Early in my marriage, we listened to talks from LDS speakers on cassette tapes. (Anyone else remember those?) One of our favorite speakers was George Durrant. I especially loved the one called “Look to the Sky” where he shared an experience he had in an art class. He had to present his painting to the class for critique.
The first person who spoke up was a young woman, “I like how George painted the sky.” A wave of relief washed over George and he looked at the sky and agreed with his classmate, it was good.
Then a second person said, “Yeah, but the foreground is all messed up.”
With his typical humor, George thought, “Why can’t you just look at the sky.”
There are so many lessons in this short little story!

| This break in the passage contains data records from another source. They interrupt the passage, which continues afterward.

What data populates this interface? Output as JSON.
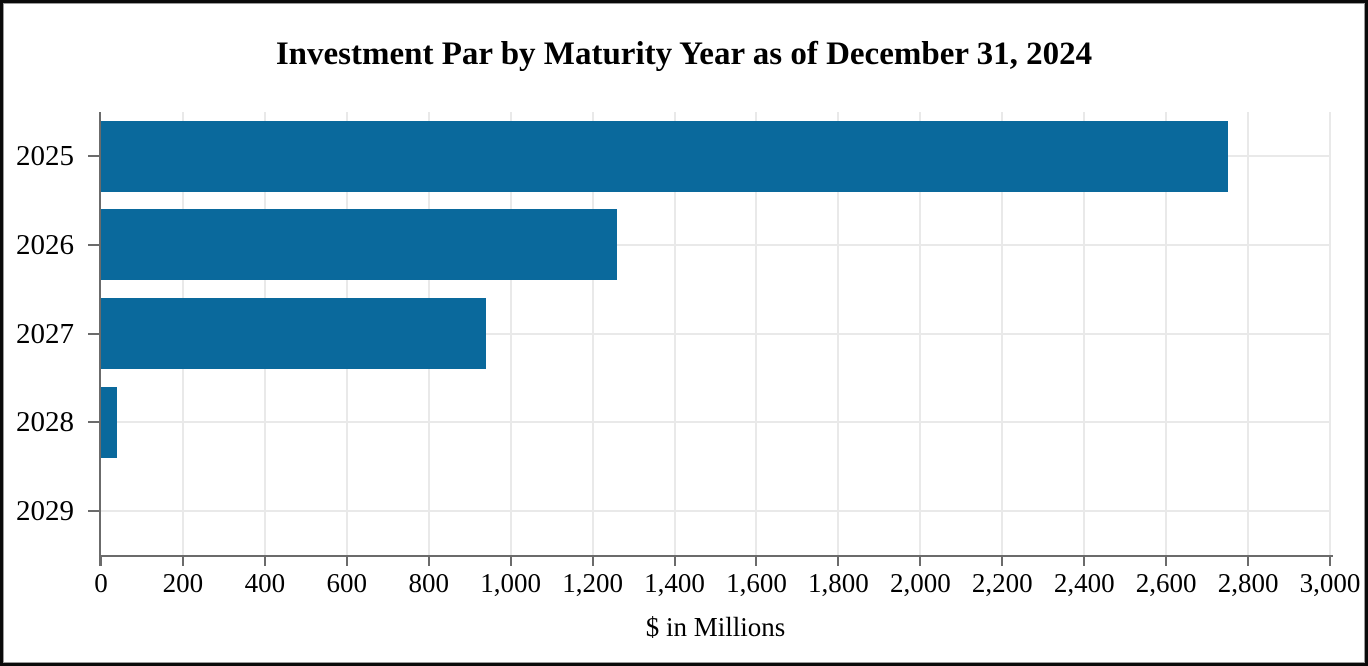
{
  "chart_data": {
    "type": "bar",
    "orientation": "horizontal",
    "title": "Investment Par by Maturity Year as of December 31, 2024",
    "categories": [
      "2025",
      "2026",
      "2027",
      "2028",
      "2029"
    ],
    "values": [
      2750,
      1260,
      940,
      40,
      0
    ],
    "xlabel": "$ in Millions",
    "ylabel": "",
    "xlim": [
      0,
      3000
    ],
    "x_tick_interval": 200,
    "x_tick_labels": [
      "0",
      "200",
      "400",
      "600",
      "800",
      "1,000",
      "1,200",
      "1,400",
      "1,600",
      "1,800",
      "2,000",
      "2,200",
      "2,400",
      "2,600",
      "2,800",
      "3,000"
    ],
    "grid": "both",
    "legend": "none",
    "colors": {
      "bar": "#0a699c",
      "gridline": "#e9e9e9",
      "axis": "#6b6b6b",
      "text": "#000000",
      "frame_border": "#0a0a0a",
      "background": "#ffffff"
    }
  }
}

- We all have our skies – the things we are good at.
- We all have our foregrounds – things where we have room for improvement.
- There will be people who notice what we do right.
- There will be people who point out what, when and where we messed up. These voices always seem the loudest to me.
- We need to surround ourselves with good friends, those who encourage us.
- George was in a class, striving to improve. We need to be constantly learning and improving.
- Listen to the voices and access if there is any merit in their statements. Our critics can have lessons to teach, and our cheerleaders sometimes have their own motives.
- The trick is to balance our focus on the areas we excel, while continuing to work on the areas that need improvement.
It’s interesting how some of the most powerful lessons come from seemingly small experiences. So where are you looking today?